PostPosted: Wed Jan 09, 2008 12:49 pm
by dan
Well, the trees are going to burn sooner or later, so it's more of a mater of when, not if. And if fires are suppressed, you'll just have a gigantic file once or twice a century, instead of lots of small fires.

That said, I do have a gripe against excessive campfires. In front-country campgrounds, people often gather green wood, which is very smokey. They burn it whether it's hot or not. I was camping in Zion once, when it was in the 80s and people were building campfires during the day in the heat. Campfires are nice to look at and a lot better than television, but it's a little too much to have it 24/7 no matter how hot it is at the campground.

Backpacking, few people use campfires for cooking--I can't remember the last time I've seen that. I still build campfires occasionally, but tend to keep my campfires small, and use existing campfire rings.

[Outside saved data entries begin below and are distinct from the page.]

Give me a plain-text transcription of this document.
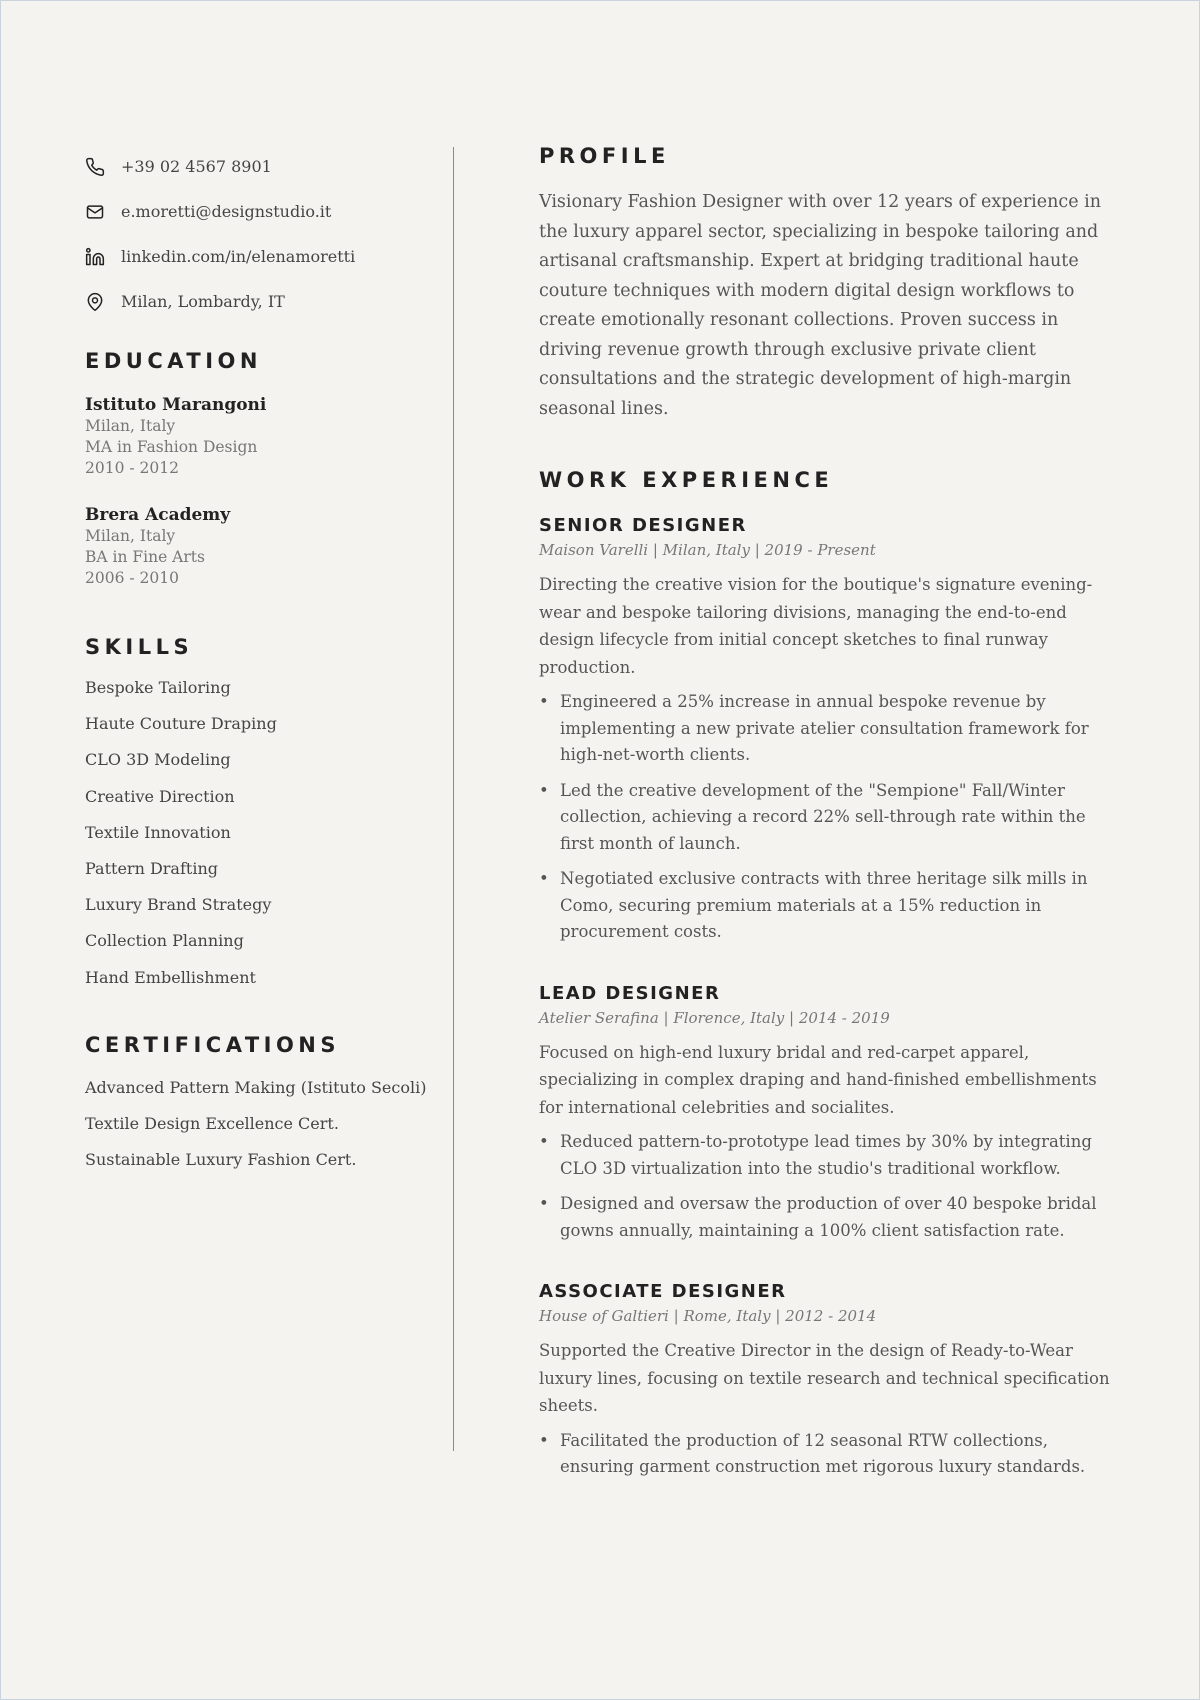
+39 02 4567 8901
e.moretti@designstudio.it
linkedin.com/in/elenamoretti
Milan, Lombardy, IT
EDUCATION
Istituto Marangoni
Milan, Italy
MA in Fashion Design
2010 - 2012
Brera Academy
Milan, Italy
BA in Fine Arts
2006 - 2010
SKILLS
Bespoke Tailoring
Haute Couture Draping
CLO 3D Modeling
Creative Direction
Textile Innovation
Pattern Drafting
Luxury Brand Strategy
Collection Planning
Hand Embellishment
CERTIFICATIONS
Advanced Pattern Making (Istituto Secoli)
Textile Design Excellence Cert.
Sustainable Luxury Fashion Cert.
PROFILE
Visionary Fashion Designer with over 12 years of experience in the luxury apparel sector, specializing in bespoke tailoring and artisanal craftsmanship. Expert at bridging traditional haute couture techniques with modern digital design workflows to create emotionally resonant collections. Proven success in driving revenue growth through exclusive private client consultations and the strategic development of high-margin seasonal lines.
WORK EXPERIENCE
SENIOR DESIGNER
Maison Varelli | Milan, Italy | 2019 - Present
Directing the creative vision for the boutique's signature evening-wear and bespoke tailoring divisions, managing the end-to-end design lifecycle from initial concept sketches to final runway production.
• Engineered a 25% increase in annual bespoke revenue by implementing a new private atelier consultation framework for high-net-worth clients.
• Led the creative development of the "Sempione" Fall/Winter collection, achieving a record 22% sell-through rate within the first month of launch.
• Negotiated exclusive contracts with three heritage silk mills in Como, securing premium materials at a 15% reduction in procurement costs.
LEAD DESIGNER
Atelier Serafina | Florence, Italy | 2014 - 2019
Focused on high-end luxury bridal and red-carpet apparel, specializing in complex draping and hand-finished embellishments for international celebrities and socialites.
• Reduced pattern-to-prototype lead times by 30% by integrating CLO 3D virtualization into the studio's traditional workflow.
• Designed and oversaw the production of over 40 bespoke bridal gowns annually, maintaining a 100% client satisfaction rate.
ASSOCIATE DESIGNER
House of Galtieri | Rome, Italy | 2012 - 2014
Supported the Creative Director in the design of Ready-to-Wear luxury lines, focusing on textile research and technical specification sheets.
• Facilitated the production of 12 seasonal RTW collections, ensuring garment construction met rigorous luxury standards.
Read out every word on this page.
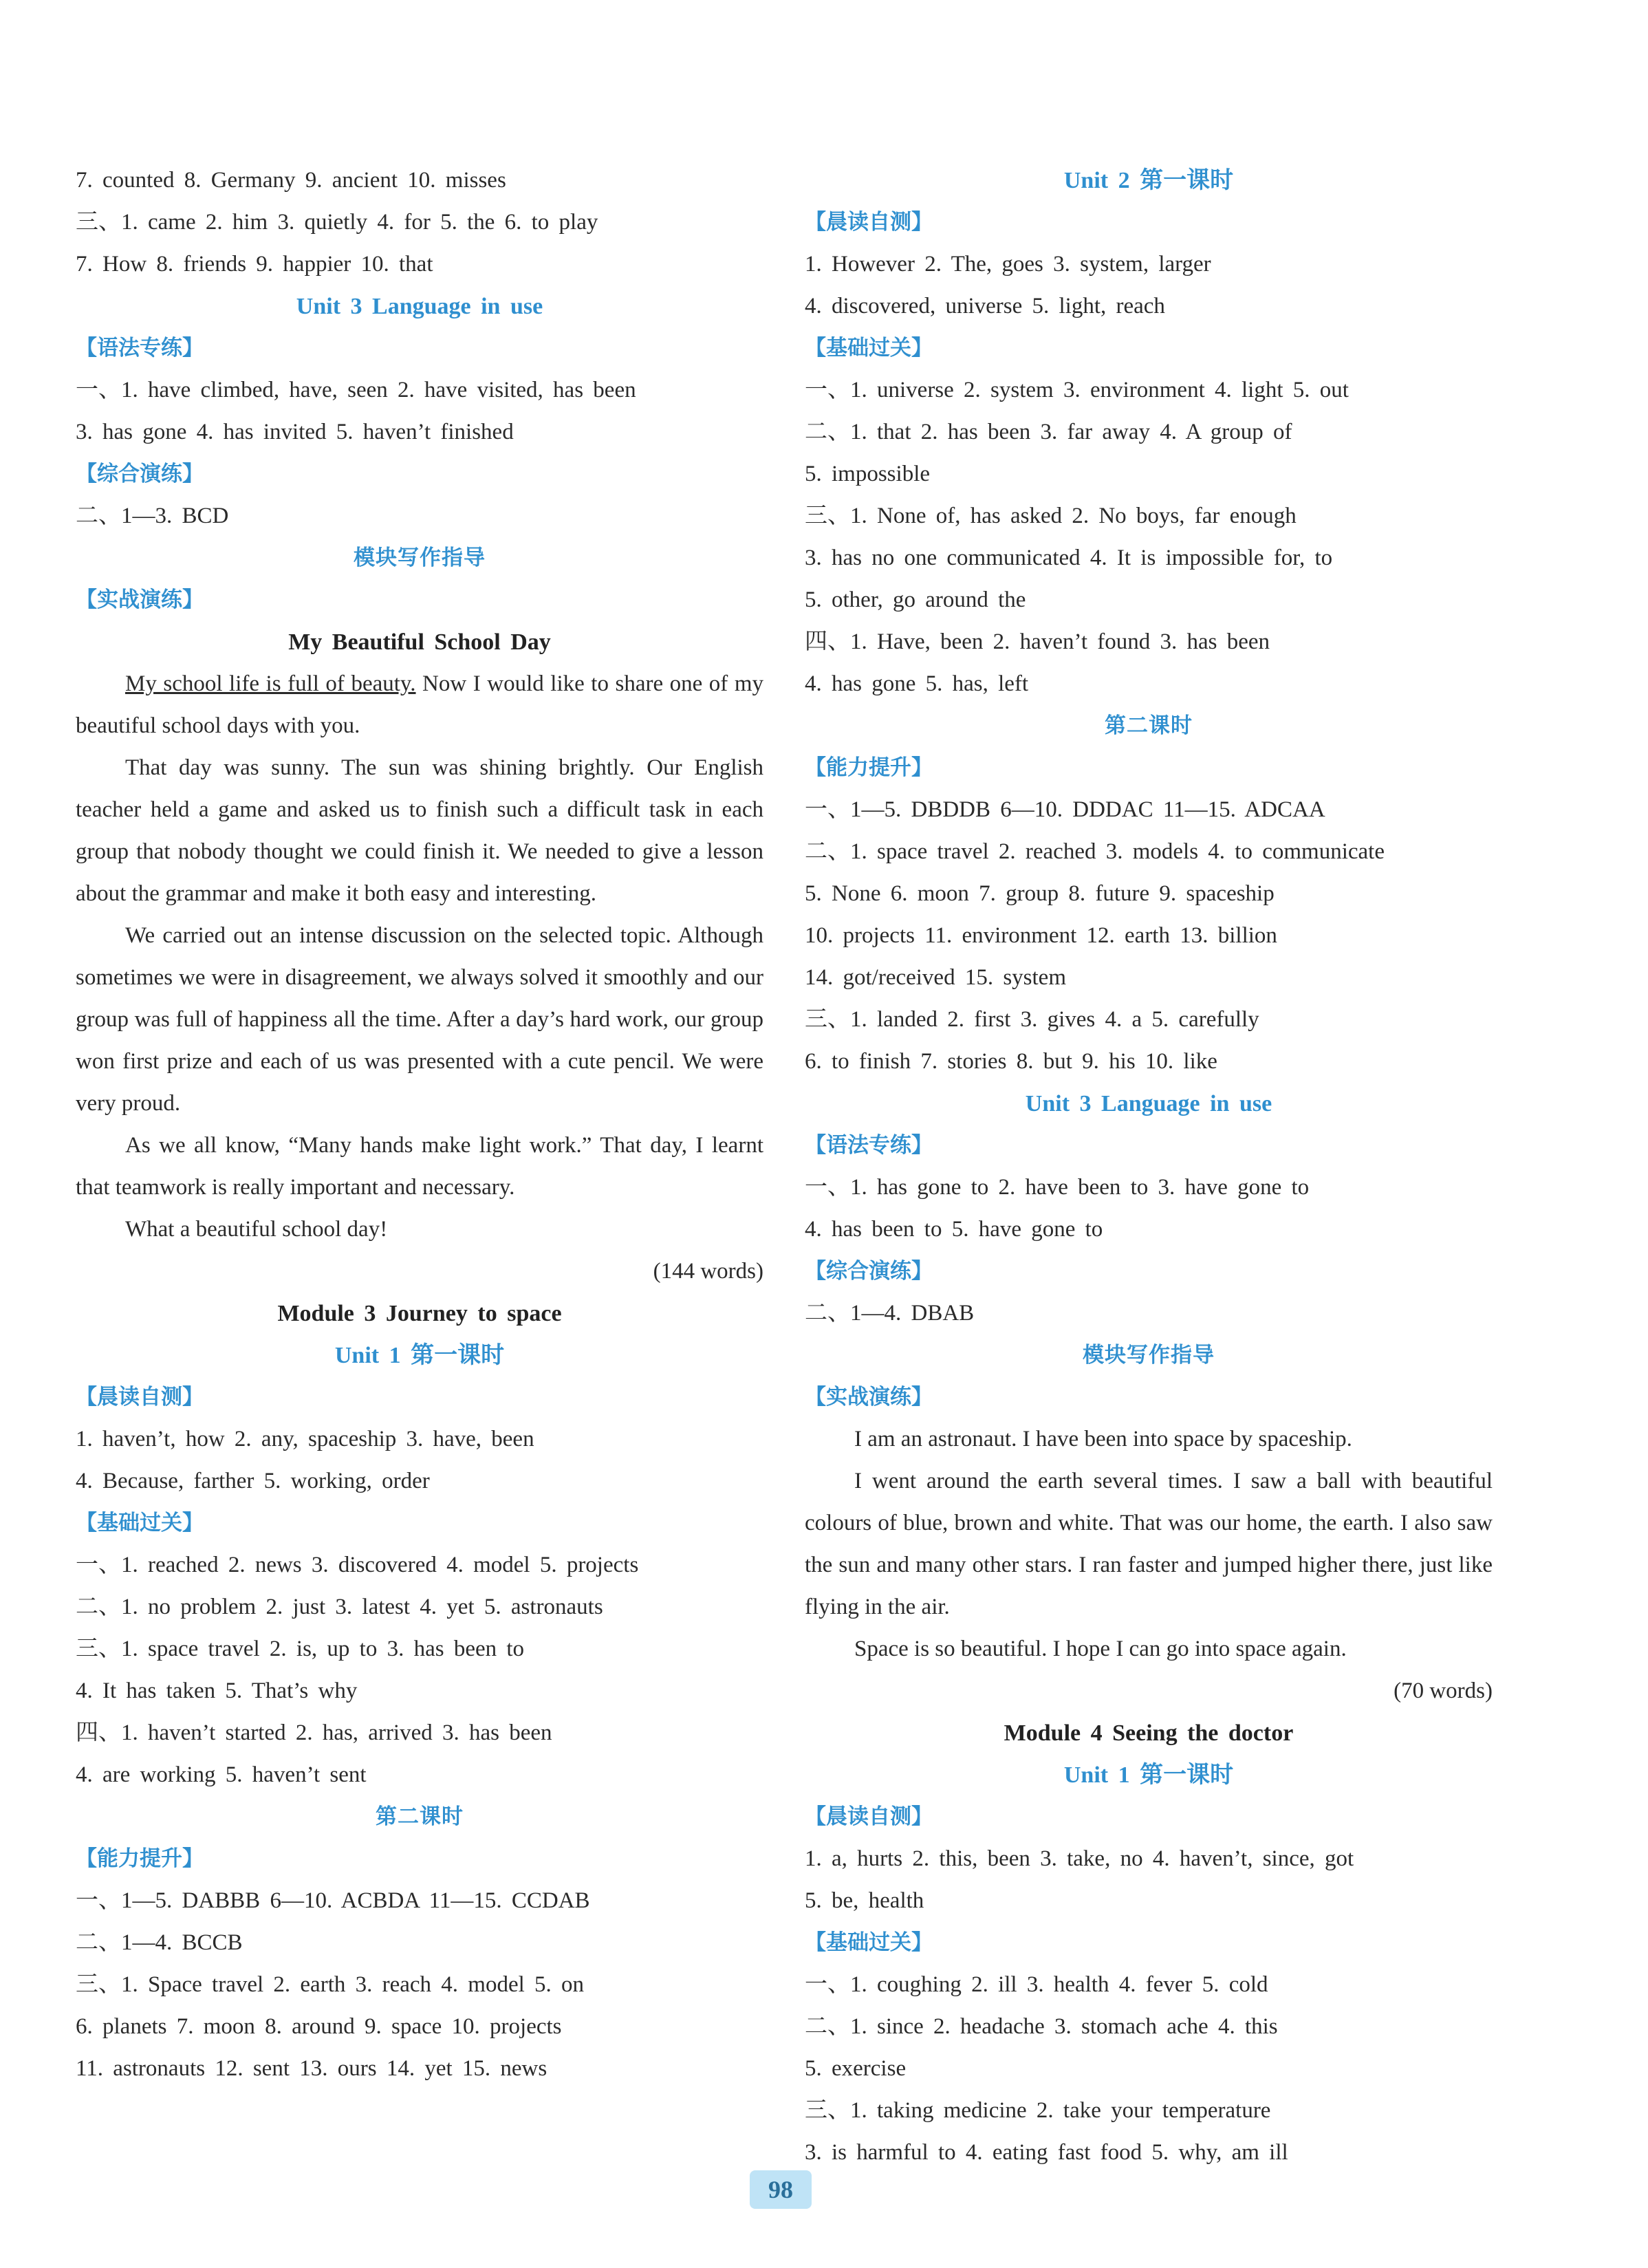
7. counted 8. Germany 9. ancient 10. misses
三、1. came 2. him 3. quietly 4. for 5. the 6. to play
7. How 8. friends 9. happier 10. that
Unit 3 Language in use
【语法专练】
一、1. have climbed, have, seen 2. have visited, has been
3. has gone 4. has invited 5. haven’t finished
【综合演练】
二、1—3. BCD
模块写作指导
【实战演练】
My Beautiful School Day

My school life is full of beauty. Now I would like to share one of my beautiful school days with you.

That day was sunny. The sun was shining brightly. Our English teacher held a game and asked us to finish such a difficult task in each group that nobody thought we could finish it. We needed to give a lesson about the grammar and make it both easy and interesting.

We carried out an intense discussion on the selected topic. Although sometimes we were in disagreement, we always solved it smoothly and our group was full of happiness all the time. After a day’s hard work, our group won first prize and each of us was presented with a cute pencil. We were very proud.

As we all know, “Many hands make light work.” That day, I learnt that teamwork is really important and necessary.

What a beautiful school day!

(144 words)
Module 3 Journey to space
Unit 1 第一课时
【晨读自测】
1. haven’t, how 2. any, spaceship 3. have, been
4. Because, farther 5. working, order
【基础过关】
一、1. reached 2. news 3. discovered 4. model 5. projects
二、1. no problem 2. just 3. latest 4. yet 5. astronauts
三、1. space travel 2. is, up to 3. has been to
4. It has taken 5. That’s why
四、1. haven’t started 2. has, arrived 3. has been
4. are working 5. haven’t sent
第二课时
【能力提升】
一、1—5. DABBB 6—10. ACBDA 11—15. CCDAB
二、1—4. BCCB
三、1. Space travel 2. earth 3. reach 4. model 5. on
6. planets 7. moon 8. around 9. space 10. projects
11. astronauts 12. sent 13. ours 14. yet 15. news
Unit 2 第一课时
【晨读自测】
1. However 2. The, goes 3. system, larger
4. discovered, universe 5. light, reach
【基础过关】
一、1. universe 2. system 3. environment 4. light 5. out
二、1. that 2. has been 3. far away 4. A group of
5. impossible
三、1. None of, has asked 2. No boys, far enough
3. has no one communicated 4. It is impossible for, to
5. other, go around the
四、1. Have, been 2. haven’t found 3. has been
4. has gone 5. has, left
第二课时
【能力提升】
一、1—5. DBDDB 6—10. DDDAC 11—15. ADCAA
二、1. space travel 2. reached 3. models 4. to communicate
5. None 6. moon 7. group 8. future 9. spaceship
10. projects 11. environment 12. earth 13. billion
14. got/received 15. system
三、1. landed 2. first 3. gives 4. a 5. carefully
6. to finish 7. stories 8. but 9. his 10. like
Unit 3 Language in use
【语法专练】
一、1. has gone to 2. have been to 3. have gone to
4. has been to 5. have gone to
【综合演练】
二、1—4. DBAB
模块写作指导
【实战演练】

I am an astronaut. I have been into space by spaceship.

I went around the earth several times. I saw a ball with beautiful colours of blue, brown and white. That was our home, the earth. I also saw the sun and many other stars. I ran faster and jumped higher there, just like flying in the air.

Space is so beautiful. I hope I can go into space again.

(70 words)
Module 4 Seeing the doctor
Unit 1 第一课时
【晨读自测】
1. a, hurts 2. this, been 3. take, no 4. haven’t, since, got
5. be, health
【基础过关】
一、1. coughing 2. ill 3. health 4. fever 5. cold
二、1. since 2. headache 3. stomach ache 4. this
5. exercise
三、1. taking medicine 2. take your temperature
3. is harmful to 4. eating fast food 5. why, am ill
98
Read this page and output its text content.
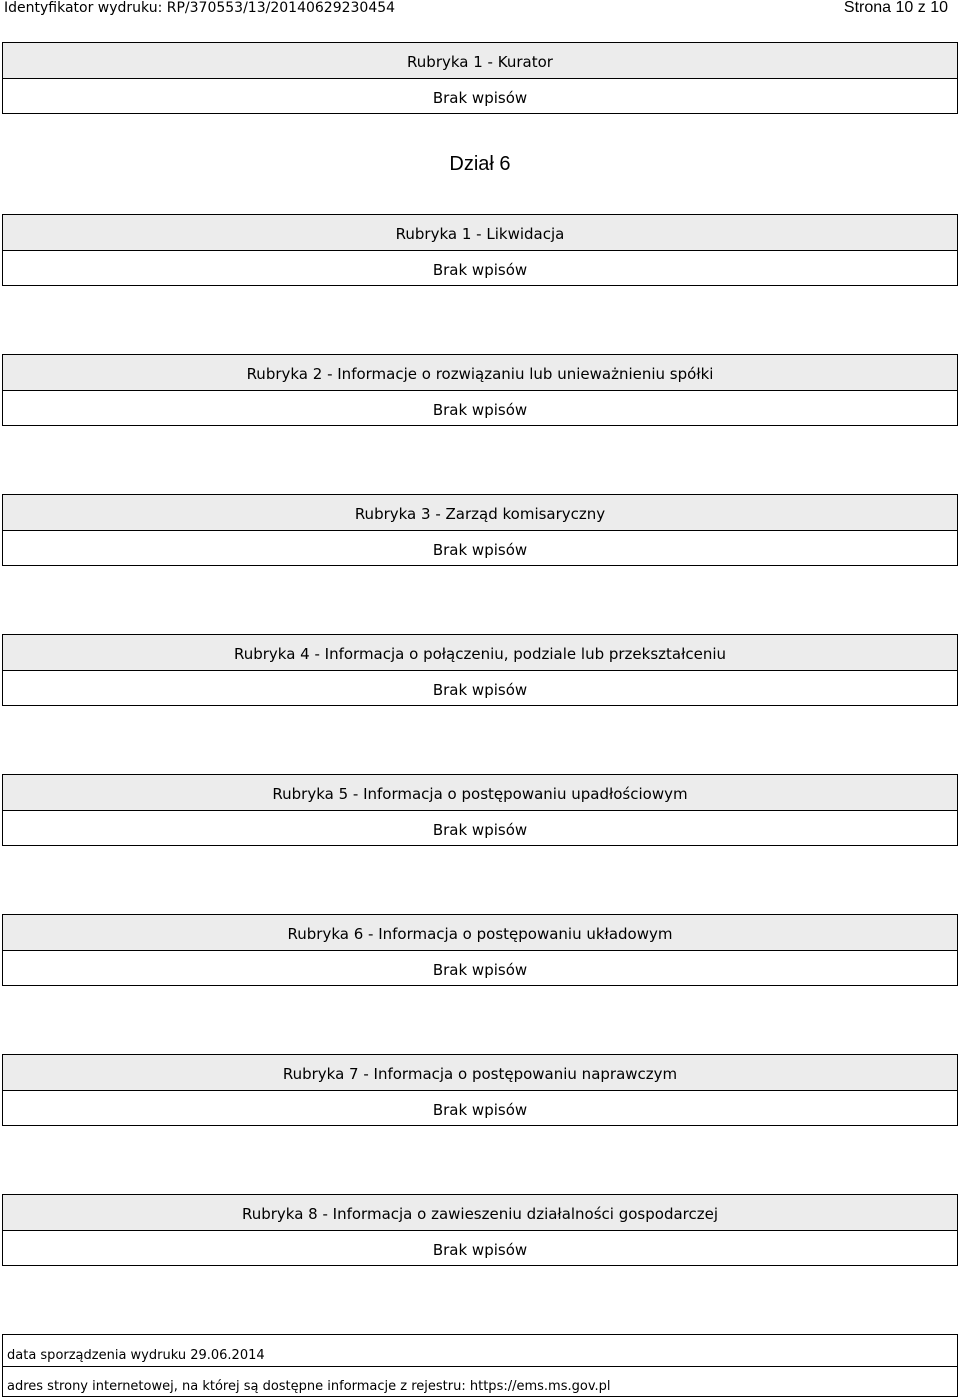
Identyfikator wydruku: RP/370553/13/20140629230454	Strona 10 z 10
Rubryka 1 - Kurator
Brak wpisów
Dział 6
Rubryka 1 - Likwidacja
Brak wpisów
Rubryka 2 - Informacje o rozwiązaniu lub unieważnieniu spółki
Brak wpisów
Rubryka 3 - Zarząd komisaryczny
Brak wpisów
Rubryka 4 - Informacja o połączeniu, podziale lub przekształceniu
Brak wpisów
Rubryka 5 - Informacja o postępowaniu upadłościowym
Brak wpisów
Rubryka 6 - Informacja o postępowaniu układowym
Brak wpisów
Rubryka 7 - Informacja o postępowaniu naprawczym
Brak wpisów
Rubryka 8 - Informacja o zawieszeniu działalności gospodarczej
Brak wpisów
data sporządzenia wydruku 29.06.2014
adres strony internetowej, na której są dostępne informacje z rejestru: https://ems.ms.gov.pl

PostPosted: Mon Jan 28, 2008 10:25 pm
by Grzldvt
I have stopped doing camp fires. I use a small propane/butane lantern and it accomplishes the same thing IMO. After spending a ton of time cleaning up fire rings in off the wall places in the park, it convinced me to stop having them.

PostPosted: Fri Feb 08, 2008 10:37 pm
by mozierfamily
There's something about campfires that lots of folks enjoy on a cool evening in the mountains. I agree it is important to keep it clean for the next people coming through and I'm also glad that campfires are banned in certain sensitive environments. I have to say, though, that when we were in Sequoia last September and an early winter storm hit us with 28 degree weather and some snow, we were glad to have some nice hot wood that allowed us to hang out around the fire versus shivering or taking cover in the tents.


PostPosted: Mon Feb 11, 2008 10:07 pm
by AZhiker
I do like a good fire on a cold night but as Dan brought up people tend to over do it I was in Kings canyon in the 70s and it was like a forest fire there were so many fires going. When Im out with my pack I very rarly have a fire I use my camp stove to cook and thats all I realy need.